I wasn't ready to go down that road. I mean with my history and the fact that I was away from home for the rest of the week, I didn't think I'd be able to cope without a doctors visit or minimally my husband to support me through this. I was done at the gym in enough time to head to my room for our call. I sat and ate with my guys and resolved that I would take then test when I got in the shower. And if it was negative I wouldn't get upset. I thought about rushing our FaceTime call but decided against it. My guys are hilariously entertaining and I was enjoying my time with them. Plus hubby was handling things like a champ! But still all the while knowing I had a pregnancy test just chilling in the bathroom was unnerving. I never said a word to my husband. If it did turn out to be positive, I wouldn't want to share that news with him via FaceTime. I'd want to be next to him, and hug him, and kiss him- just like all the others.
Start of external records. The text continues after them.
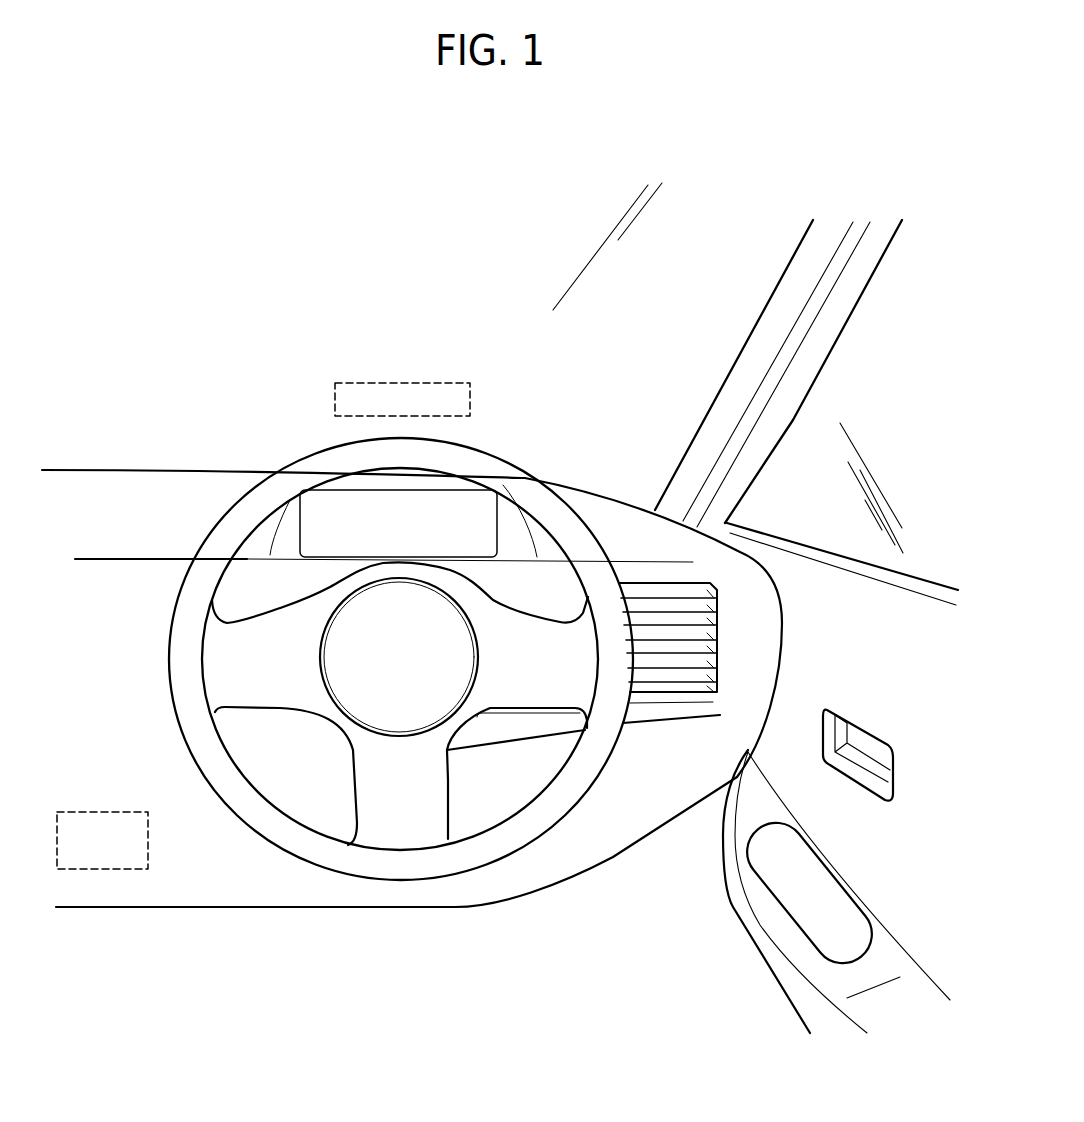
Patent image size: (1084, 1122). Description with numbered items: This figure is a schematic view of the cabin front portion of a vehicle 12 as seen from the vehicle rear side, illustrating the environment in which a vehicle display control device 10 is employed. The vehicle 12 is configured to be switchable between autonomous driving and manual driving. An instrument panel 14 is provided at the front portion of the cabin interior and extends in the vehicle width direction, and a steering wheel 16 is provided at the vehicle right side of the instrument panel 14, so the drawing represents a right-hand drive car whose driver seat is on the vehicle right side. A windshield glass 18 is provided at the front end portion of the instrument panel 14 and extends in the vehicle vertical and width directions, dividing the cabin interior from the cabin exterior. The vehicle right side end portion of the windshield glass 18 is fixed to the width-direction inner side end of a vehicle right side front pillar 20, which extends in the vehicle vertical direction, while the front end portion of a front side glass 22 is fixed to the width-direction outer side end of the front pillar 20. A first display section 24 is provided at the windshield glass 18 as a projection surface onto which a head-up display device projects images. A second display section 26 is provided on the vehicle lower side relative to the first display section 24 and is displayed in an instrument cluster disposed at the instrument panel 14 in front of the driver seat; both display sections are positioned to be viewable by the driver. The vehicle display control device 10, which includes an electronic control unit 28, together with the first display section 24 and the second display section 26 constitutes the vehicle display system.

The vehicle display control device 10 is at (294, 312).
The vehicle 12 is at (337, 208).
The instrument panel 14 is at (612, 858).
The steering wheel 16 is at (588, 528).
The windshield glass 18 is at (678, 343).
The front pillar 20 is at (790, 265).
The front side glass 22 is at (927, 527).
The first display section 24 is at (403, 383).
The second display section 26 is at (333, 517).
The electronic control unit 28 is at (93, 870).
Once our call ended I had to stop being a scardycat cat, face the music, and pee on the stick...

But let me shower first. 

Kidding. I couldn't wait. I'd been drinking that humungous bottle of water and was ready. Not really but I had to put on my big girl drawers and do it. So I did. I peed on the stick then jumped in the shower. 

*peeks out from behind shower curtain*


Holy s#!+. This was not happening! Oh my goodness, how did this happen? I mean I know how it happened but, how?? Ok, stop, breathe, scream! Don't scream. Ok then happy dance. I wanna happy dance so bad but what if this one doesn't stick around either?! I'll figure it out later. Right now, I'm exhausted and going to bed.


1 comment:

  1. I enjoyed reading this post. So happy for you guys. You're going to love bring parents of two!